Piriya Boonchot
Published in Data Science and Engineering (DSE) Record 2025 Vol. 6 No. 1 pp. 566-581
Abstract
Air pollution caused by fine particulate matter (PM2.5) in Northeastern Thailand is a significant environmental concern. This study aims to identify the relationship between satellite-derived variables and PM2.5 concentrations and to establish an effective machine learning model for PM2.5 estimation.

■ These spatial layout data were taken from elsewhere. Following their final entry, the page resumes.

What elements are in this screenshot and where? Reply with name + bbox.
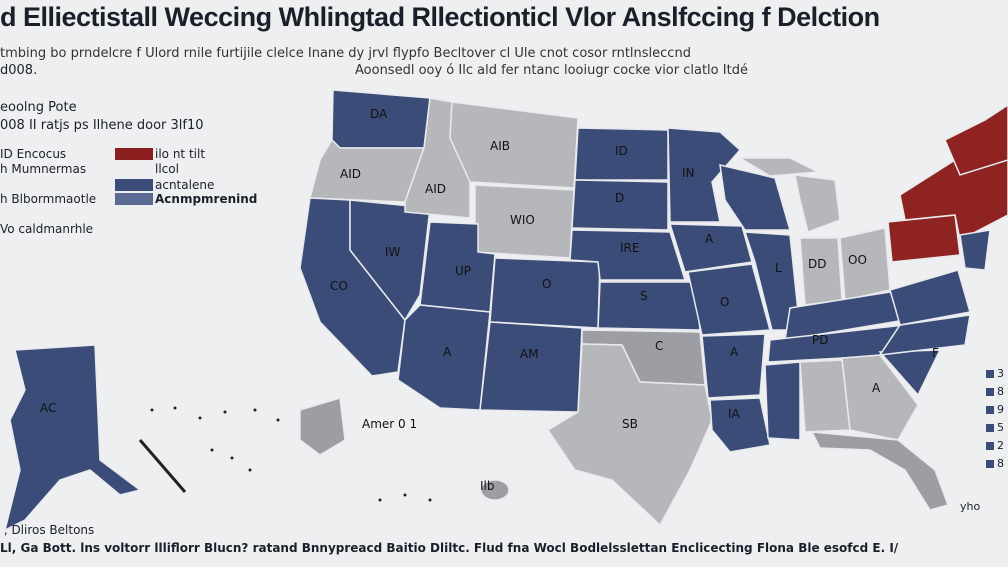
footer-caption: Ll, Ga Bott. lns voltorr llliflorr Blucn… [0, 541, 899, 555]
state-georgia[interactable] [841, 354, 919, 441]
legend-row-right-2: llcol [155, 162, 179, 176]
label-ca: CO [330, 279, 348, 293]
legend-row-left-4: h Blbormmaotle [0, 192, 97, 206]
legend-swatch-blue-light [115, 193, 153, 205]
label-la: IA [728, 407, 741, 421]
legend-subtitle: 008 II ratjs ps Ilhene door 3lf10 [0, 118, 204, 133]
right-legend-item: 8 [986, 457, 1008, 472]
label-ia: A [705, 232, 714, 246]
state-alabama[interactable] [799, 359, 851, 433]
label-il: L [775, 261, 782, 275]
state-south-dakota[interactable] [571, 179, 669, 231]
state-wisconsin[interactable] [719, 164, 791, 231]
label-tn: PD [812, 333, 828, 347]
state-montana[interactable] [449, 101, 579, 189]
state-minnesota[interactable] [667, 127, 742, 223]
legend-row-right-3: acntalene [155, 178, 215, 192]
legend-swatch-blue [115, 179, 153, 191]
right-note: yho [960, 500, 981, 513]
state-mississippi[interactable] [764, 361, 801, 441]
legend-title: eoolng Pote [0, 100, 77, 115]
label-nm: AM [520, 347, 539, 361]
subtitle-line-2: Aoonsedl ooy ó Ilc ald fer ntanc looiugr… [355, 63, 748, 78]
right-legend-item: 8 [986, 385, 1008, 400]
legend-row-right-4: Acnmpmrenind [155, 192, 258, 206]
inset-divider [138, 439, 187, 493]
state-michigan-upper[interactable] [737, 157, 821, 177]
state-indiana[interactable] [799, 237, 843, 306]
label-ut: UP [455, 264, 471, 278]
label-id: AID [425, 182, 446, 196]
label-ak: AC [40, 401, 56, 415]
legend-row-right-1: ilo nt tilt [155, 147, 206, 161]
hawaii-island-small[interactable] [480, 479, 510, 501]
label-wy: WIO [510, 213, 535, 227]
label-sd: D [615, 191, 624, 205]
label-inset: Amer 0 1 [362, 417, 417, 431]
label-mn: IN [682, 166, 695, 180]
state-alaska[interactable] [3, 344, 142, 532]
label-nv: IW [385, 245, 401, 259]
label-ok: C [655, 339, 663, 353]
legend-row-left-2: h Mumnermas [0, 162, 87, 176]
state-north-dakota[interactable] [574, 127, 669, 181]
state-new-mexico[interactable] [479, 321, 583, 413]
state-arizona[interactable] [397, 304, 491, 411]
right-legend-item: 2 [986, 439, 1008, 454]
state-missouri[interactable] [687, 263, 771, 336]
state-new-england[interactable] [944, 104, 1008, 176]
legend-note: Vo caldmanrhle [0, 222, 94, 236]
state-arkansas[interactable] [701, 333, 766, 399]
label-oh: OO [848, 253, 867, 267]
label-ar: A [730, 345, 739, 359]
legend-swatch-red [115, 148, 153, 160]
state-colorado[interactable] [489, 257, 601, 329]
label-wa: DA [370, 107, 388, 121]
state-texas[interactable] [546, 343, 713, 527]
right-legend: 3 8 9 5 2 8 [986, 367, 1008, 476]
label-sc: F [932, 346, 939, 360]
label-nd: ID [615, 144, 628, 158]
label-ne: IRE [620, 241, 639, 255]
label-co: O [542, 277, 551, 291]
subtitle: tmbing bo prndelcre f Ulord rnile furtij… [0, 46, 691, 61]
legend-row-left-1: ID Encocus [0, 147, 67, 161]
state-oregon[interactable] [309, 138, 426, 203]
label-ks: S [640, 289, 648, 303]
label-tx: SB [622, 417, 638, 431]
label-ga: A [872, 381, 881, 395]
page-title: d Elliectistall Weccing Whlingtad Rllect… [0, 2, 880, 32]
state-kansas[interactable] [597, 281, 701, 331]
label-az: A [443, 345, 452, 359]
right-legend-item: 3 [986, 367, 1008, 382]
label-or: AID [340, 167, 361, 181]
right-legend-item: 5 [986, 421, 1008, 436]
state-nebraska[interactable] [569, 229, 687, 281]
state-hawaii[interactable] [299, 397, 346, 456]
state-pennsylvania[interactable] [887, 214, 961, 263]
state-new-jersey[interactable] [959, 229, 991, 271]
state-virginia[interactable] [889, 269, 971, 326]
state-iowa[interactable] [668, 223, 753, 273]
footer-source: , Dliros Beltons [0, 523, 95, 537]
label-mt: AIB [490, 139, 510, 153]
label-hi: Ilb [480, 479, 495, 493]
label-mo: O [720, 295, 729, 309]
state-michigan[interactable] [794, 174, 841, 233]
state-florida[interactable] [810, 431, 949, 511]
right-legend-item: 9 [986, 403, 1008, 418]
label-in: DD [808, 257, 826, 271]
state-louisiana[interactable] [709, 397, 771, 453]
legend: eoolng Pote 008 II ratjs ps Ilhene door … [0, 100, 300, 250]
subtitle-left: d008. [0, 63, 38, 78]
island-dots [150, 406, 432, 502]
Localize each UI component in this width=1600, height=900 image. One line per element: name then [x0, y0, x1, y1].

Sentinel-5P satellite data, comprising atmospheric variables including Carbon Monoxide (CO), Formaldehyde (HCHO), Nitrogen Dioxide (NO2), Ozone (O3), Sulfur Dioxide (SO2), Methane (CH4), and Aerosol Index (AI), were analyzed alongside ground-based PM2.5 measurements from 2018 to 2023. Based on Pearson correlation analysis of the atmospheric variables, it was found that Carbon Monoxide (r = 0.72) and Nitrogen Dioxide (r = 0.51) exhibited the strongest linear relationships with PM2.5 levels. Based on statistical significance and regional source characteristics, five key variables (CO, NO₂, HCHO, AI, and O3) were selected as input features to establish an effective machine learning model for PM2.5 estimation. Several predictive algorithms were developed and evaluated, including Decision Tree Regression (DTR), Support Vector Regression (SVR), Polynomial Regression (PR), Multilayer Perceptron (MLP), and Convolutional Neural Network (CNN). The results demonstrated that the CNN model achieved the superior performance, with the lowest Mean Absolute Error (MAE) of 7.87 μg/m3 and the highest Coefficient of Determination (R2) of 0.63. Although the model exhibited limitations in estimating peak concentrations during extreme haze episodes due to signal saturation, it demonstrated capability in monitoring seasonal trends and regional distribution. These findings highlight the efficiency of Deep Learning models and remote sensing data as valuable supporting tools for air quality monitoring in regions with limited ground-based observations.